Apesar de nome + descrição (canções de migrações) serem autoexplicativas, hoje vou de textão, até porque nem todas as letras falam diretamente sobre isso.

A sequência entre “Pavão Mysteriozo” e “Passarinho”, juntas na primeira parte por causa da imagem em comum do voo, são um exemplo. Mesmo sem falar diretamente, elas trazem temas que estão em outras composições sobre migração, como liberdade, autoafirmação e saudade.

Na segunda parte, escolhi colocar “Cajuína”, que foi inspirada num encontro do Caetano Veloso com o pai do Torquato Neto anos depois da morte do poeta, porque não dá pra dizer que tanto a morte quanto o luto não estejam relacionados com passagens que se assemelham a migrações físicas. “Ponta de Areia” reforça a nostalgia da perda e, junto com “Paisagem da Janela”, faz referências à ditadura militar, que já tinham aparecido em “Pavão Mysteriozo”.

No mais, acho que chega a ser até desnecessário dizer que eu trago esse tema pra cá também pra homenagear a minha mãe e a família dela, que vieram da Paraíba pra São Paulo no final dos anos 60, passando muita dificuldade lá e aqui, e que construíram histórias admiráveis nessas décadas.
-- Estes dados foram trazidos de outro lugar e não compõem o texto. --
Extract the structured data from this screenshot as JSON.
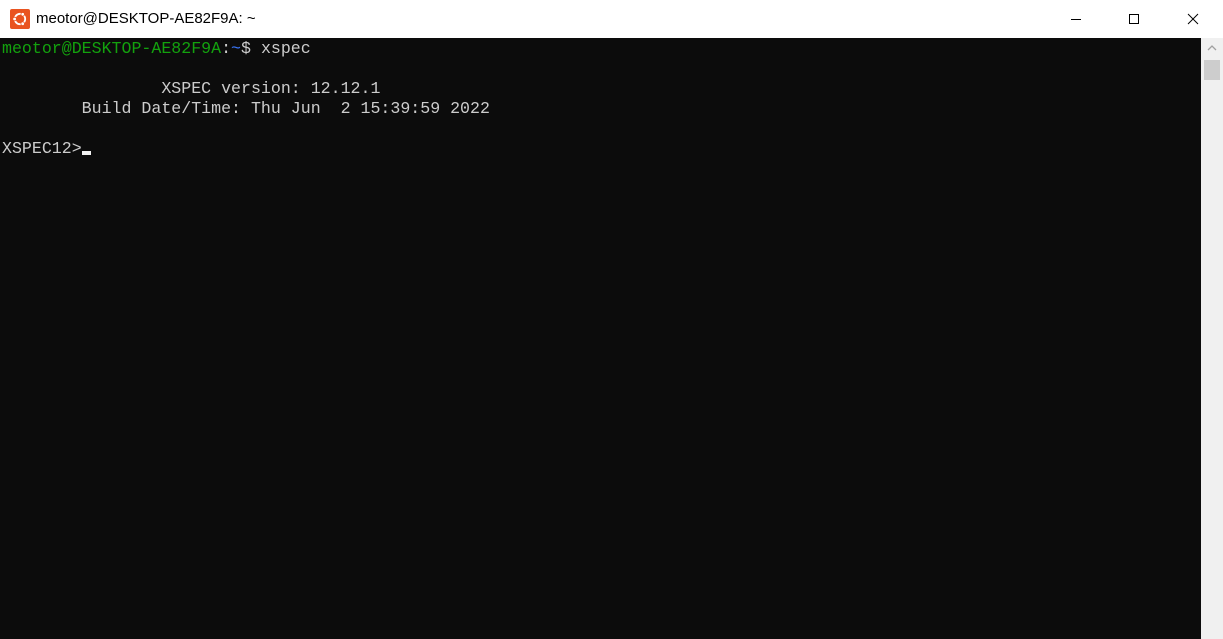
{
  "window": {
    "title": "meotor@DESKTOP-AE82F9A: ~",
    "app_icon": "ubuntu-icon",
    "controls": {
      "minimize_icon": "minimize-icon",
      "maximize_icon": "maximize-icon",
      "close_icon": "close-icon"
    }
  },
  "terminal": {
    "prompt": {
      "user_host": "meotor@DESKTOP-AE82F9A",
      "separator": ":",
      "path": "~",
      "symbol": "$ ",
      "command": "xspec"
    },
    "output": [
      "                XSPEC version: 12.12.1",
      "        Build Date/Time: Thu Jun  2 15:39:59 2022"
    ],
    "xspec_prompt": "XSPEC12>"
  },
  "colors": {
    "background": "#0c0c0c",
    "user_host": "#13a10e",
    "path": "#3b78ff",
    "text": "#cccccc"
  }
}
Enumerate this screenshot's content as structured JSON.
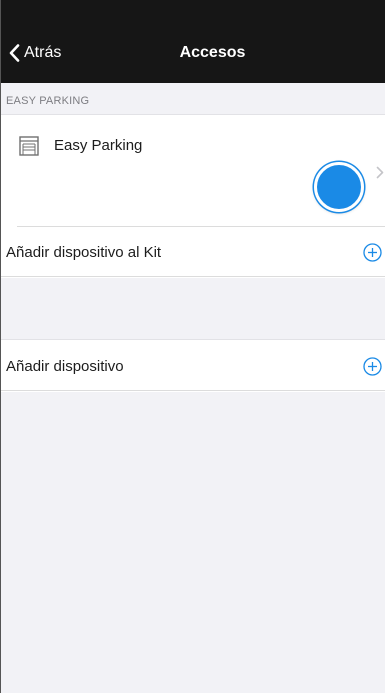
{
  "nav": {
    "back_label": "Atrás",
    "title": "Accesos"
  },
  "section": {
    "header": "EASY PARKING"
  },
  "device": {
    "name": "Easy Parking",
    "icon": "garage-door-icon"
  },
  "actions": {
    "add_to_kit": "Añadir dispositivo al Kit",
    "add_device": "Añadir dispositivo"
  },
  "colors": {
    "accent": "#1a8ae6",
    "topbar": "#161616",
    "background": "#f2f2f6"
  }
}
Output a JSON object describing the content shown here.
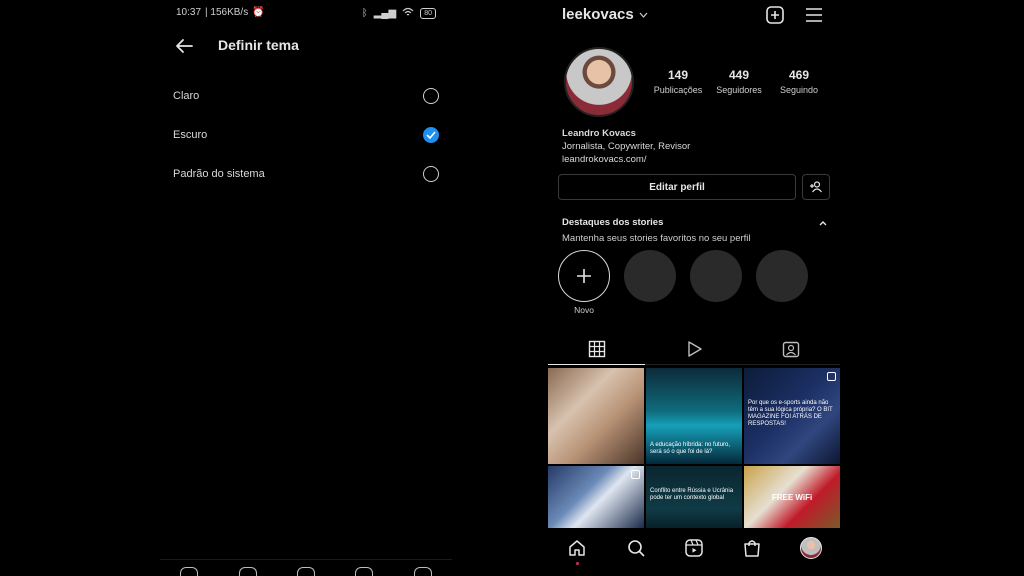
{
  "left": {
    "status": {
      "time": "10:37",
      "speed": "| 156KB/s",
      "battery": "80"
    },
    "title": "Definir tema",
    "options": [
      {
        "label": "Claro",
        "selected": false
      },
      {
        "label": "Escuro",
        "selected": true
      },
      {
        "label": "Padrão do sistema",
        "selected": false
      }
    ]
  },
  "right": {
    "username": "leekovacs",
    "avatar": "profile-photo",
    "stats": [
      {
        "value": "149",
        "label": "Publicações"
      },
      {
        "value": "449",
        "label": "Seguidores"
      },
      {
        "value": "469",
        "label": "Seguindo"
      }
    ],
    "bio": {
      "name": "Leandro Kovacs",
      "description": "Jornalista, Copywriter, Revisor",
      "link": "leandrokovacs.com/"
    },
    "edit_profile_label": "Editar perfil",
    "highlights": {
      "title": "Destaques dos stories",
      "subtitle": "Mantenha seus stories favoritos no seu perfil",
      "new_label": "Novo"
    },
    "posts": [
      {
        "caption": ""
      },
      {
        "caption": "A educação híbrida: no futuro, será só o que foi de lá?"
      },
      {
        "caption": "Por que os e-sports ainda não têm a sua lógica própria?  O BIT MAGAZINE FOI ATRÁS DE RESPOSTAS!"
      },
      {
        "caption": ""
      },
      {
        "caption": "Conflito entre Rússia e Ucrânia pode ter um contexto global"
      },
      {
        "caption": "FREE WiFi"
      }
    ],
    "colors": {
      "accent": "#1f8ff0",
      "notification": "#e0245e",
      "background": "#000000"
    }
  }
}
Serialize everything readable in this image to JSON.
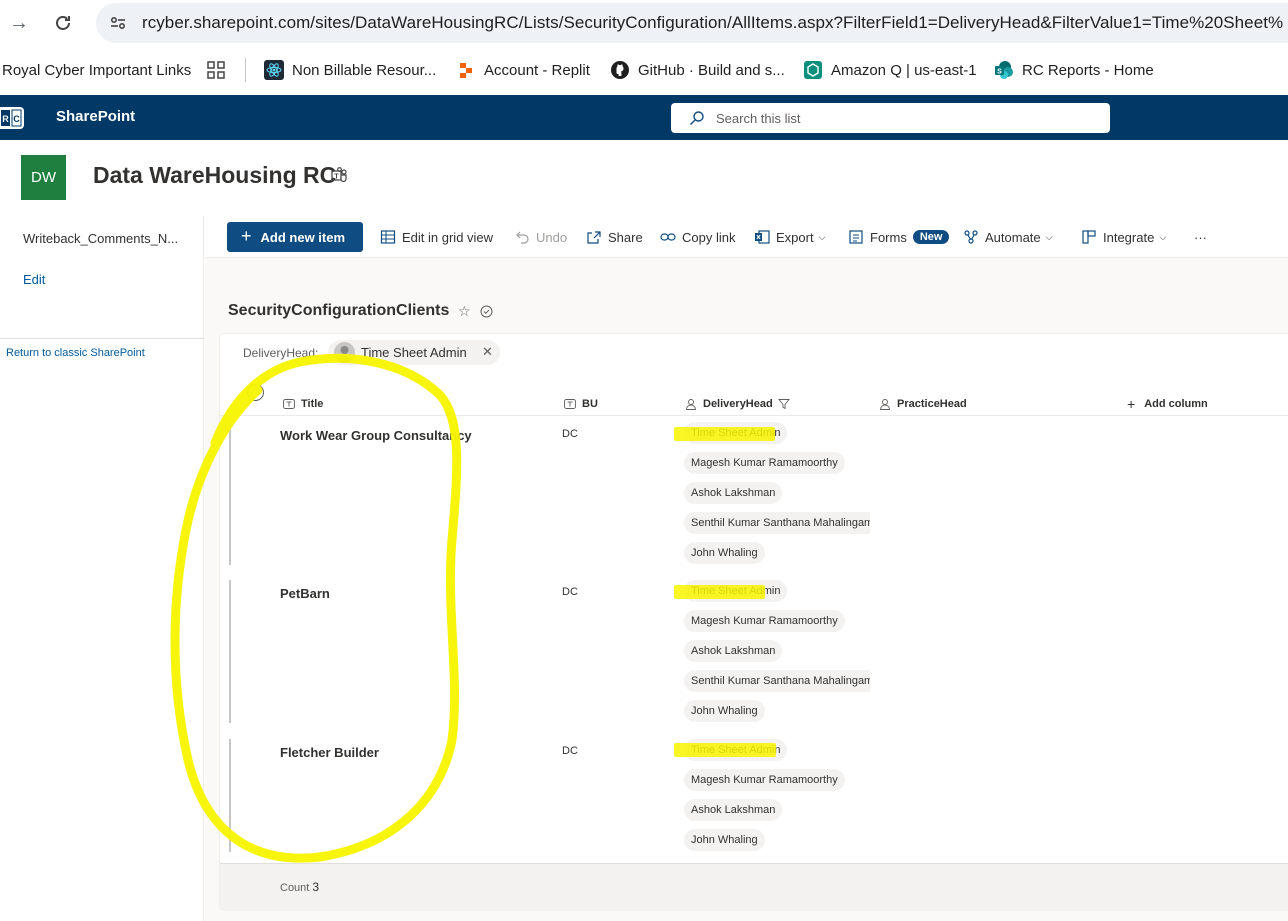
{
  "browser": {
    "url": "rcyber.sharepoint.com/sites/DataWareHousingRC/Lists/SecurityConfiguration/AllItems.aspx?FilterField1=DeliveryHead&FilterValue1=Time%20Sheet%"
  },
  "bookmarks": [
    {
      "label": "Royal Cyber Important Links"
    },
    {
      "label": "Non Billable Resour..."
    },
    {
      "label": "Account - Replit"
    },
    {
      "label": "GitHub · Build and s..."
    },
    {
      "label": "Amazon Q | us-east-1"
    },
    {
      "label": "RC Reports - Home"
    }
  ],
  "suite": {
    "logo_text": "RC",
    "app_name": "SharePoint",
    "search_placeholder": "Search this list"
  },
  "site": {
    "logo_initials": "DW",
    "title": "Data WareHousing RC"
  },
  "leftnav": {
    "item": "Writeback_Comments_N...",
    "edit": "Edit",
    "classic": "Return to classic SharePoint"
  },
  "commands": {
    "add_new": "Add new item",
    "grid": "Edit in grid view",
    "undo": "Undo",
    "share": "Share",
    "copy_link": "Copy link",
    "export": "Export",
    "forms": "Forms",
    "forms_badge": "New",
    "automate": "Automate",
    "integrate": "Integrate",
    "more": "···"
  },
  "list": {
    "title": "SecurityConfigurationClients",
    "filter_label": "DeliveryHead:",
    "filter_value": "Time Sheet Admin",
    "columns": {
      "title": "Title",
      "bu": "BU",
      "delivery_head": "DeliveryHead",
      "practice_head": "PracticeHead",
      "add_column": "Add column"
    },
    "rows": [
      {
        "title": "Work Wear Group Consultancy",
        "bu": "DC",
        "delivery_heads": [
          "Time Sheet Admin",
          "Magesh Kumar Ramamoorthy",
          "Ashok Lakshman",
          "Senthil Kumar Santhana Mahalingam",
          "John Whaling"
        ]
      },
      {
        "title": "PetBarn",
        "bu": "DC",
        "delivery_heads": [
          "Time Sheet Admin",
          "Magesh Kumar Ramamoorthy",
          "Ashok Lakshman",
          "Senthil Kumar Santhana Mahalingam",
          "John Whaling"
        ]
      },
      {
        "title": "Fletcher Builder",
        "bu": "DC",
        "delivery_heads": [
          "Time Sheet Admin",
          "Magesh Kumar Ramamoorthy",
          "Ashok Lakshman",
          "John Whaling"
        ]
      }
    ],
    "count_label": "Count",
    "count_value": "3"
  },
  "colors": {
    "suite_bar": "#003966",
    "primary_button": "#0f4c81",
    "site_logo": "#1e7f3e",
    "annotation": "#f8f400"
  }
}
Tenho muito orgulho de ser duplamente filho da migração, na mistura do meu pai paulistano, filho de um português com uma alagoana, e da minha mãe, nascida numa cidadezinha do sertão da Paraíba pra onde ela acabou nunca mais voltando – e que eu continuo com vontade de conhecer.

Enfim, acredito que parte muito importante da música brasileira ser assim tão potente tem a ver com essa mistura toda que a gente tem por aqui.

Em tempo: juntar Belchior e Caetano Veloso foi de propósito!